Antara 1816 sampai 1905, Belanda memperkuat kendalinya atas negara Sulawesi Selatan. Pada tahun 1911, Belanda telah mengintegrasikan wilayah tersebut ke dalam Hindia Belanda.[1] Kekuasaan Belanda diserobot oleh invasi Jepang ke Hindia Belanda pada Perang Dunia II. Waktu itu, Sulawesi dan sebagian besar Indonesia timur berada di bawah pemerintahan Angkatan Laut Kekaisaran Jepang yang berusaha meredam gerakan republik dan nasionalis setempat, berbeda dengan pemerintahan Angkatan Darat di Jawa dan Sumatra.[2] Setelah penyerahan diri Jepang bulan Agustus 1945, gerakan nasionalis di Sulawesi membangun hubungan dengan pemerintahan republik Soekarno di Jawa.[2]

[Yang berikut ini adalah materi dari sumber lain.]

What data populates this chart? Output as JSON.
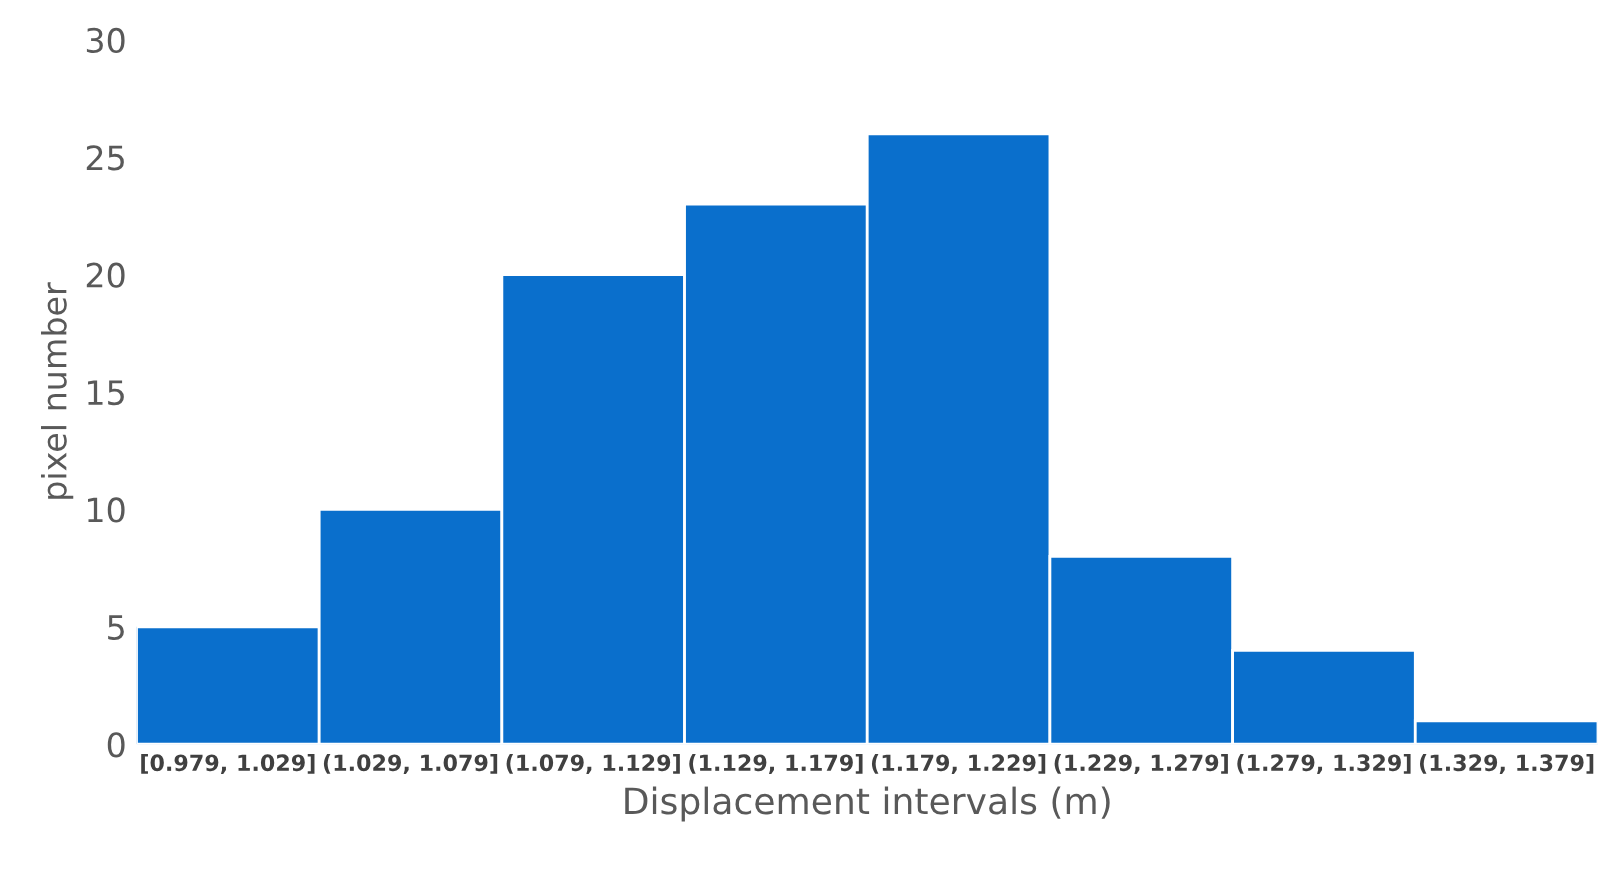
{
  "chart_data": {
    "type": "bar",
    "xlabel": "Displacement intervals (m)",
    "ylabel": "pixel number",
    "categories": [
      "[0.979, 1.029]",
      "(1.029, 1.079]",
      "(1.079, 1.129]",
      "(1.129, 1.179]",
      "(1.179, 1.229]",
      "(1.229, 1.279]",
      "(1.279, 1.329]",
      "(1.329, 1.379]"
    ],
    "values": [
      5,
      10,
      20,
      23,
      26,
      8,
      4,
      1
    ],
    "color": "#0a6fcc",
    "ylim": [
      0,
      30
    ],
    "yticks": [
      0,
      5,
      10,
      15,
      20,
      25,
      30
    ]
  }
}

Akan tetapi, karena struktur pasukan nasionalis di Sulawesi lemah, mereka tidak mampu menahan laju pasukan pendudukan Australia dan Belanda yang dengan cepat menguasai seluruh Indonesia Timur tanpa perlawanan. Pada tanggal 5 April 1946, sebagian besar pejabat pemerintahan republik lokal, termasuk Gubernur Sam Ratulangi, ditahan oleh pasukan Belanda. Belanda juga menahan bangsawan pro-republik dan para pendukungnya. Meski begitu, perlawanan terus dilanjutkan oleh kaum intelektual dan gerilya pro-republik, bangsawan, dan militan yang berbasis di Jawa.[2] Belanda mencap pemberontakan lokal sebagai perwujudan komunisme internasional dan dominasi Jawa.[3] Mereka menganggap penduduk pribumi senang dan resisten terhadap perubahan revolusioner.[4]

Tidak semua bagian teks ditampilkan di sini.